Cultivar las relaciones intergeneracionales y la participación en la comunidad constituye un modalidad de vinculación de efectos muy positivos ya que la existencia de unos círculos de contacto, asociación, amistad y cooperación disminuyen los posibles sentimientos de soledad, al tiempo que afianzan la autoestima y la identidad personal y social de la persona mayor, la cual se siente apreciada e integrada en una red social que le brinda apoyo. Inequívocamente se conviene en la necesidad de crear comunidades para todas las edades, promoviendo la interrelación de niños, jóvenes, adultos y adultos mayores, máxime dada la interdependencia entre las mismas (Bressler, Henkin, & Adler, 2005), de acuerdo con el concepto de comunidad de generaciones.

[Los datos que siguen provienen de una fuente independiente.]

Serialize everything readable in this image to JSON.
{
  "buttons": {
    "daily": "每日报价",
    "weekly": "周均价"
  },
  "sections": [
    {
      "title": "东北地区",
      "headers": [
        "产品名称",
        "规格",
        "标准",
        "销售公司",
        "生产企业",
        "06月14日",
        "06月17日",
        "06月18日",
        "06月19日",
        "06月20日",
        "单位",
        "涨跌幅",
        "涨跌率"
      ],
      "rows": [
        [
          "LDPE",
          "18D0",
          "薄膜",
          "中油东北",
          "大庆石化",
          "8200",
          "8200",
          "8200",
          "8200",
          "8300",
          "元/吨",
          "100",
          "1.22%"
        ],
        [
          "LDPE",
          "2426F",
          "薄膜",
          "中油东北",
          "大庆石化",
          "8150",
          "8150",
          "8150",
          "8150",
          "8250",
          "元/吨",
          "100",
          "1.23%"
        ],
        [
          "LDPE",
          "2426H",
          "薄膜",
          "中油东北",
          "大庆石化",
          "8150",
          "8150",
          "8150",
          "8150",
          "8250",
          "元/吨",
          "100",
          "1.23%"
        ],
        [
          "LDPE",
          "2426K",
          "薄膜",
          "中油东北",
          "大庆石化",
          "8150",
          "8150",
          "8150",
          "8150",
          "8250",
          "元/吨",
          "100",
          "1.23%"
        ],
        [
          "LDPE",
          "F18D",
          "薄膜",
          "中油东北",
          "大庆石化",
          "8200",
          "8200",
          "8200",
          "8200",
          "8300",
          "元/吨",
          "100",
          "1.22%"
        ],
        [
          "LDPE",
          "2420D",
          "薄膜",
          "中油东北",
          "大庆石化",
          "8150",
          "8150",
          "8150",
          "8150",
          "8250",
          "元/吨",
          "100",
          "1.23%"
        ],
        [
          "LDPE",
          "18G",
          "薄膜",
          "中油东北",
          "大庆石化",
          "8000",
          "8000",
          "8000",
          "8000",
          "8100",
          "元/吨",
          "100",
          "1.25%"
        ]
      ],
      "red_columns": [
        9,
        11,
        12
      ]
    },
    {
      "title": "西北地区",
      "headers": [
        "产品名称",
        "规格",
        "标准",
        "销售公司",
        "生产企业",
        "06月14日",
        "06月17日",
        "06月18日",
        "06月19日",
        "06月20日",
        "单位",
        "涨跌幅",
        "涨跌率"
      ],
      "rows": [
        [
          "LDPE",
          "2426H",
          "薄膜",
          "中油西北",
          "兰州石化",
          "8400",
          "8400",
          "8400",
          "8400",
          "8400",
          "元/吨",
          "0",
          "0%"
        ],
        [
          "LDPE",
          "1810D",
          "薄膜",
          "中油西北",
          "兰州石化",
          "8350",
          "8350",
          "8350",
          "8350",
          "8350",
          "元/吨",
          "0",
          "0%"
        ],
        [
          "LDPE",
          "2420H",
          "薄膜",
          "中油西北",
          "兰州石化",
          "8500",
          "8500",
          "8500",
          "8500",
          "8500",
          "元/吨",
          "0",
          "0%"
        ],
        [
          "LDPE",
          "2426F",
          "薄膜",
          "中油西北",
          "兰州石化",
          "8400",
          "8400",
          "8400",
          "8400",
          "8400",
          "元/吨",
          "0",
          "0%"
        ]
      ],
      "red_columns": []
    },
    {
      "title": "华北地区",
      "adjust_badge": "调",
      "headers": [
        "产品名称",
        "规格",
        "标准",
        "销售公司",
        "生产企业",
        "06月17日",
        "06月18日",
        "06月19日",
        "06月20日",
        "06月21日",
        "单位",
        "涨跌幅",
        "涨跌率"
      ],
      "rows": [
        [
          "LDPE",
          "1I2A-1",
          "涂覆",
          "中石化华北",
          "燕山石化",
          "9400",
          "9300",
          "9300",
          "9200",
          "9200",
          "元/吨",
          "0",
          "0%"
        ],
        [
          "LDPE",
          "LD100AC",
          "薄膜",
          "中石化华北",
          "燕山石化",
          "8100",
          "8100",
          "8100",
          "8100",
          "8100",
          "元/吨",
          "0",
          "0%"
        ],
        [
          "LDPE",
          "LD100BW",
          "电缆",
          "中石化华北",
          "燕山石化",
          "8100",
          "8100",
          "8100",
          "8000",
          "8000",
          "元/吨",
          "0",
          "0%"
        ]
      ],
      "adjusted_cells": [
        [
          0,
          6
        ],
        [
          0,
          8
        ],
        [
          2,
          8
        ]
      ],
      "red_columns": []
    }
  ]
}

De este modo, dado el interés en promover un conocimiento de las modalidades de vinculación comunicativa intergeneracional y de sus limitaciones y fortalezas, que pueden incrementar estereotípicamente las percepciones de diferenciación y la consiguiente posible segregación entre unos y otros, se ha investigado sobre las formas de comunicación entre individuos de diversos espectros de edad, incidiéndose particularmente en los estratos poblacionales de jóvenes y mayores con estudios en contextos anglosajones (véase Harwood, Mckee, & Mei-Chen, 2000; Williams & Garret, 2002) o bien con análisis de la comunicación intergeneracional en el contexto latinoamericano, tales como con población costarricense (Pérez & Smith, 2008).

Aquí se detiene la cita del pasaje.